Pain, Animal Research, And Genetic (Dis)Enhancement
Countries across the European Union use around 12 million animals in scientific research each year. There are several measures in European law that aim to address the suffering experienced by these animals used: for example, researchers are expected to replace animals with non-animal models wherever possible; reduce the number of animals used to achieve their research goals; and refine their procedures to improve animal welfare. It’s called the 3Rs approach, and furthermore, researchers who use animals must demonstrate in a harm-benefit analysis why the expected benefits of their research justify the expected harm to the animals they use.
Despite these guidelines, millions of animals continue to be used and to suffer in research. Seeing that the number of animals used for research in the E.U. has not changed much over the last decade, and is likely to remain high, the authors of this article propose a way to improve research animal welfare through gene editing.
The authors explain that gene-editing technologies may be able to modify the genes of research animals in a way that makes them incapable of feeling pain or suffering the way they do currently. The idea of such “genetically disenhanced” animals – previously proposed by Adam Shriver for factory farm animals – envisions a world where such animals still pick up on and react to painful stimuli but without the negative subjective experience. Such a phenomenon has been demonstrated in human patients, whose affective dimension of pain have been modified without altering their sensory dimension of pain, resulting in less suffering and less unpleasant feelings.
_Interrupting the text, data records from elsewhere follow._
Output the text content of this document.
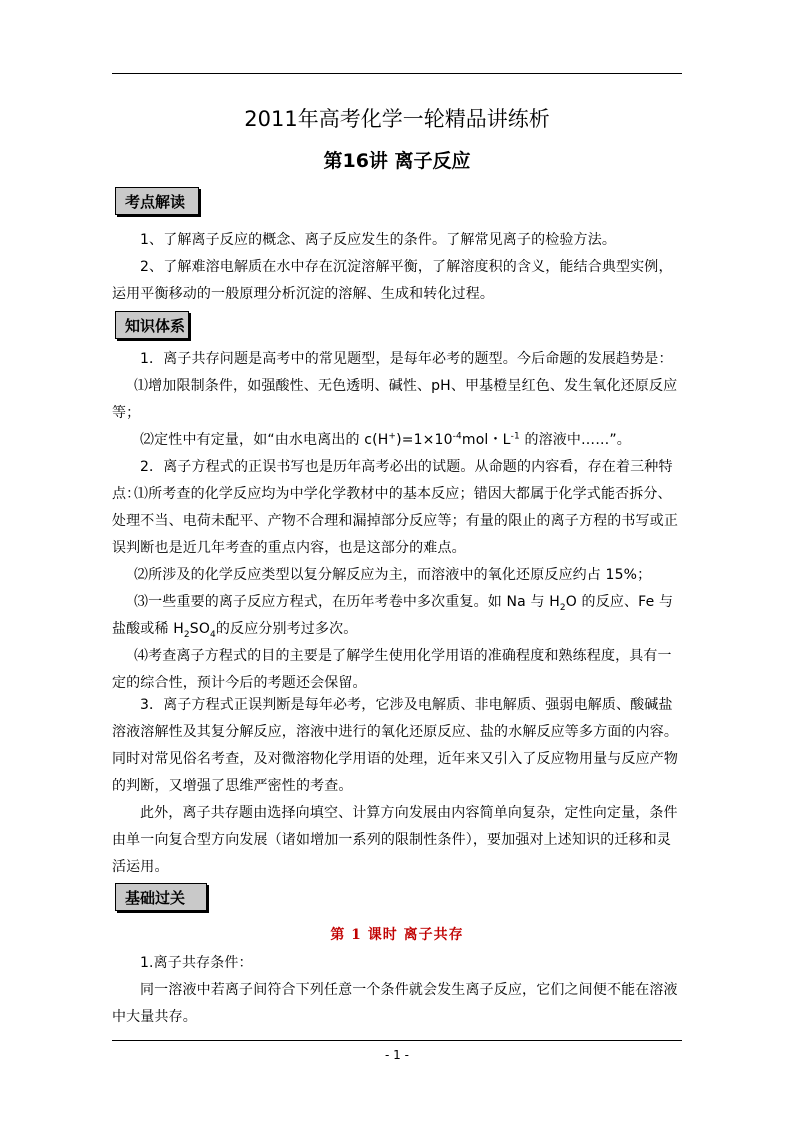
2011年高考化学一轮精品讲练析
第16讲 离子反应
考点解读
1、了解离子反应的概念、离子反应发生的条件。了解常见离子的检验方法。
2、了解难溶电解质在水中存在沉淀溶解平衡，了解溶度积的含义，能结合典型实例，运用平衡移动的一般原理分析沉淀的溶解、生成和转化过程。
知识体系
1．离子共存问题是高考中的常见题型，是每年必考的题型。今后命题的发展趋势是：
⑴增加限制条件，如强酸性、无色透明、碱性、pH、甲基橙呈红色、发生氧化还原反应等；
⑵定性中有定量，如“由水电离出的 $c(H^+)=1\times 10^{-4}mol$・$L^{-1}$ 的溶液中……”。
2．离子方程式的正误书写也是历年高考必出的试题。从命题的内容看，存在着三种特点：
⑴所考查的化学反应均为中学化学教材中的基本反应；错因大都属于化学式能否拆分、处理不当、电荷未配平、产物不合理和漏掉部分反应等；有量的限止的离子方程的书写或正误判断也是近几年考查的重点内容，也是这部分的难点。
⑵所涉及的化学反应类型以复分解反应为主，而溶液中的氧化还原反应约占 15%；
⑶一些重要的离子反应方程式，在历年考卷中多次重复。如 Na 与 $H_2O$ 的反应、Fe 与盐酸或稀 $H_2SO_4$的反应分别考过多次。
⑷考查离子方程式的目的主要是了解学生使用化学用语的准确程度和熟练程度，具有一定的综合性，预计今后的考题还会保留。
3．离子方程式正误判断是每年必考，它涉及电解质、非电解质、强弱电解质、酸碱盐溶液溶解性及其复分解反应，溶液中进行的氧化还原反应、盐的水解反应等多方面的内容。同时对常见俗名考查，及对微溶物化学用语的处理，近年来又引入了反应物用量与反应产物的判断，又增强了思维严密性的考查。
此外，离子共存题由选择向填空、计算方向发展由内容简单向复杂，定性向定量，条件由单一向复合型方向发展（诸如增加一系列的限制性条件），要加强对上述知识的迁移和灵活运用。
基础过关
第 1 课时 离子共存
1.离子共存条件：
同一溶液中若离子间符合下列任意一个条件就会发生离子反应，它们之间便不能在溶液中大量共存。
- 1 -
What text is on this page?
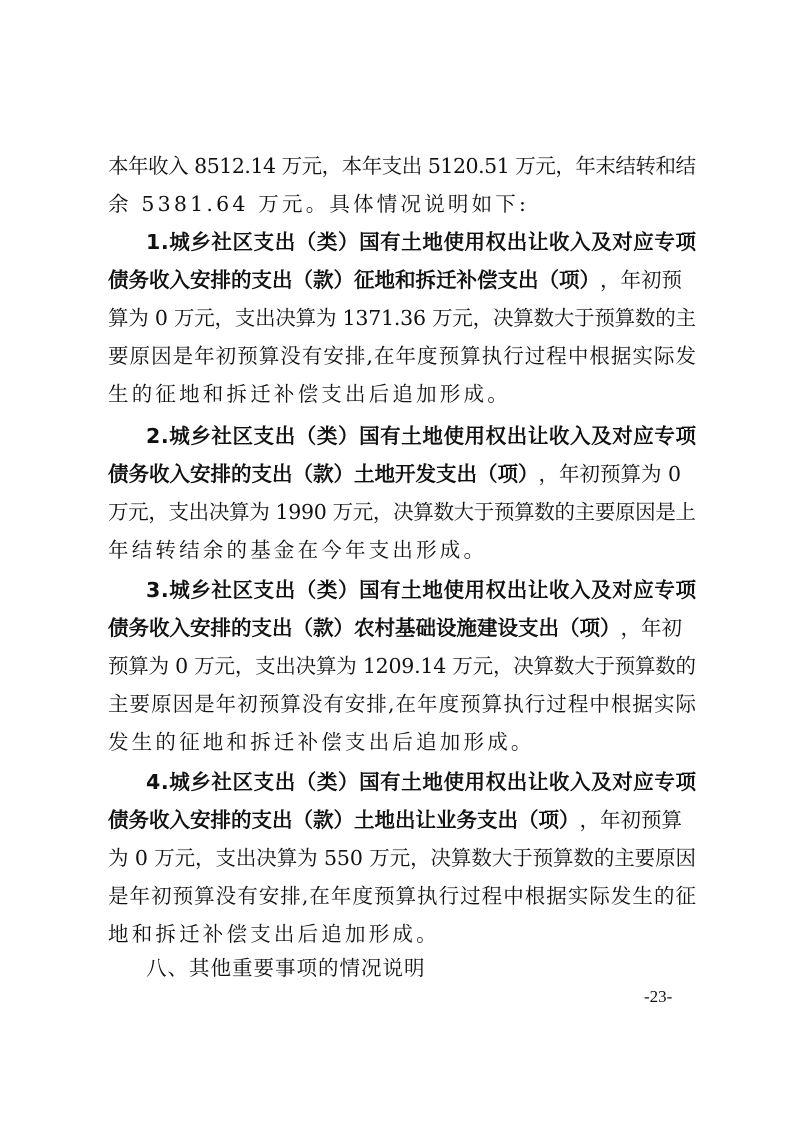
本年收入 8512.14 万元，本年支出 5120.51 万元，年末结转和结
余 5381.64 万元。具体情况说明如下:
1.城乡社区支出（类）国有土地使用权出让收入及对应专项
债务收入安排的支出（款）征地和拆迁补偿支出（项） ，年初预
算为 0 万元，支出决算为 1371.36 万元，决算数大于预算数的主
要原因是年初预算没有安排,在年度预算执行过程中根据实际发
生的征地和拆迁补偿支出后追加形成。
2.城乡社区支出（类）国有土地使用权出让收入及对应专项
债务收入安排的支出（款）土地开发支出（项） ，年初预算为 0
万元，支出决算为 1990 万元，决算数大于预算数的主要原因是上
年结转结余的基金在今年支出形成。
3.城乡社区支出（类）国有土地使用权出让收入及对应专项
债务收入安排的支出（款）农村基础设施建设支出（项） ，年初
预算为 0 万元，支出决算为 1209.14 万元，决算数大于预算数的
主要原因是年初预算没有安排,在年度预算执行过程中根据实际
发生的征地和拆迁补偿支出后追加形成。
4.城乡社区支出（类）国有土地使用权出让收入及对应专项
债务收入安排的支出（款）土地出让业务支出（项） ，年初预算
为 0 万元，支出决算为 550 万元，决算数大于预算数的主要原因
是年初预算没有安排,在年度预算执行过程中根据实际发生的征
地和拆迁补偿支出后追加形成。
八、其他重要事项的情况说明
-23-
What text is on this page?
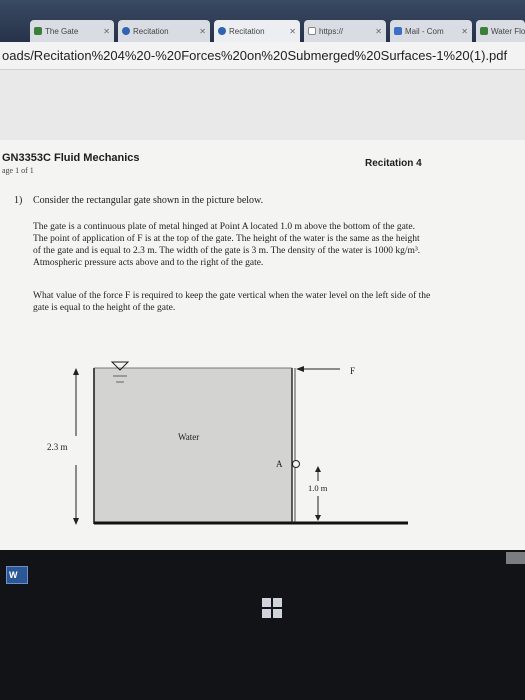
The Gate	✕	Recitation	✕	Recitation	✕	https://	✕	Mail - Com	✕	Water Flo
oads/Recitation%204%20-%20Forces%20on%20Submerged%20Surfaces-1%20(1).pdf
GN3353C Fluid Mechanics
age 1 of 1
Recitation 4
1) Consider the rectangular gate shown in the picture below.
The gate is a continuous plate of metal hinged at Point A located 1.0 m above the bottom of the gate.
The point of application of F is at the top of the gate. The height of the water is the same as the height
of the gate and is equal to 2.3 m. The width of the gate is 3 m. The density of the water is 1000 kg/m³.
Atmospheric pressure acts above and to the right of the gate.
What value of the force F is required to keep the gate vertical when the water level on the left side of the
gate is equal to the height of the gate.
Water
2.3 m
F
A
1.0 m
W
This article focuses on the pros and cons of such an approach to improving research animal welfare. The related topics of other potential disenhancements (e.g. making non-conscious animals) and the ethics of removing a living being’s innate capabilities have already been discussed in articles other than this one, and other forms of suffering (e.g. removing fear or thirst) are also put to the side.
One potential con that the authors consider is that researchers who work with such disenhanced animals may be more careless when handling them, thus potentially causing greater injury. The authors also consider the objection that creating genetically disenhanced animals goes against the principles of reducing the number of animals in research and replacing animal models with non-animal models. Some people even point out the danger of animal experiments becoming worse and more widespread as a result of having genetically disenhanced animals at their disposal. This concern is especially pressing if using genetically-disenhanced animals makes demonstrating the harm-benefit justification of animal research trivially easy.
However, the authors of this article believe that the potential possibility to improve animal welfare now is worth the potential risks it may bring. The authors also consider the con of such disenhancements altering the validity of test results by introducing a new factor (i.e. lack of pain perception). However, they point out that pain itself (and any corresponding stress) also has effects on the physiology and behavior of animals used in research, and these effects already alter study results.
More research is needed on using gene editing to remove or reduce the subjective perception of pain in lab animals. Additionally, the authors say that more discussion and research is needed to determine whether genetically disenhancing animals would ultimately be a good idea. This article presents a very complicated issue for advocates, one that challenges our very perception of animal welfare. Advocates can continue to stay informed on the latest advancements in the science and ethics of this proposal, but in the meantime, it would be wise to approach the issue skeptically, and keep in mind that the best way to reduce pain in animal research is to not use sentient animals in the first place.